By Janice Hayes Kyser
SOUTH LOS ANGELES — The City Council gave final approval Feb. 3 to plans to build a controversial 168-room Marriott Hotel, the first full-service hotel in South Los Angeles.
The seven-story hotel project, which pitted city leaders, city planners and activists against each other will be built at 3685 S. Vermont Ave.
Plans call for the hotel to be completed before the 2028 Olympics and other major sporting events being held at the Los Angeles Memorial Coliseum just up the street from the proposed hotel.
While Councilman Marqueece Harris-Dawson, a staunch proponent of the project, calls it a victory for his commercially starved council district, activists and residents say it’s irresponsible for the city to be building hotels in the midst of a housing crisis.
A city Planning and Land Use Management Committee report shows the project on the site of the former Mary McCleod Bethune Public Library, will create up to 1,000 union construction jobs. Once construction is complete, the report indicates the hotel will need about 60 employees including 30 hospitality (union) positions and 30 management workers.
The report states the Marriott will be the only union and three-star hotel in Council District 8.
In addition, the report says the developer, Bethune LLC, which Harris-Dawson says is comprised of people of color, will create meeting and recreation space for the community, provide internships and management training programs and offer 15% off of hotel rooms to local residents.
The report says the developer will make $1 million in targeted investments to fund these neighborhood services. In addition, the city estimates the hotel will generate $1.6 million in annual tax revenue.
“This project will end the economic apartheid that has plagued our district,” Harris-Dawson said. “In addition to the tax base it will generate for our district, we will now be able to benefit from the upcoming Olympics in 2028 and other events being held in our city.”

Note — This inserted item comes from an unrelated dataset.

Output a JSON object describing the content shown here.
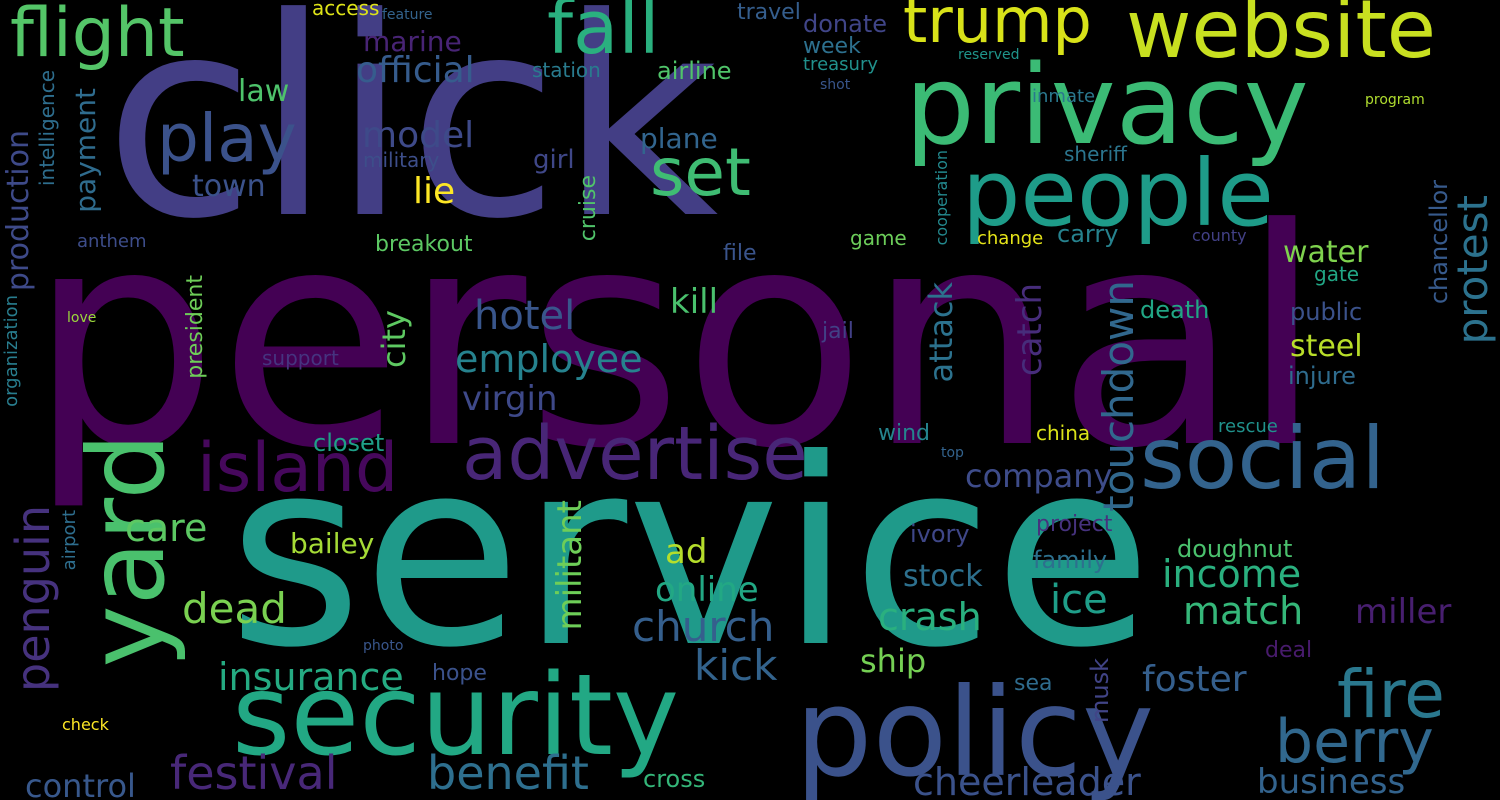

Glafira Lopez, an activist with Strategic Actions for A Just Economy, said she is disappointed that city leaders dismissed residents’ concerns about traffic, pollution and gentrification.
“Public parcels of land are in short supply in LA,” Lopez said. “That’s why it matters so much how the city utilizes them.
“What this city and this community needs is housing, not another luxury hotel. We will continue to fight back. We are not going to make it easy for developers to disrupt our communities.”
Lopez said her group plans to monitor the Marriott project to make sure the development group keeps its promises concerning local hires, community space, environmental clean-up and job training.
In 2019, the City Council entered into an agreement with the developer to build the hotel on the site. But in December the South Los Angeles Area Planning Commission sided with the city’s zoning administrator in denying a permit for the project.
The City Council voted 12-1 Jan. 17 to override the denial and sent the matter to the council’s Planning and Land Use Management Committee, which approved the project Jan. 31, sending the matter back to the council for final action.
“This project will end the economic apartheid that has plagued our district.”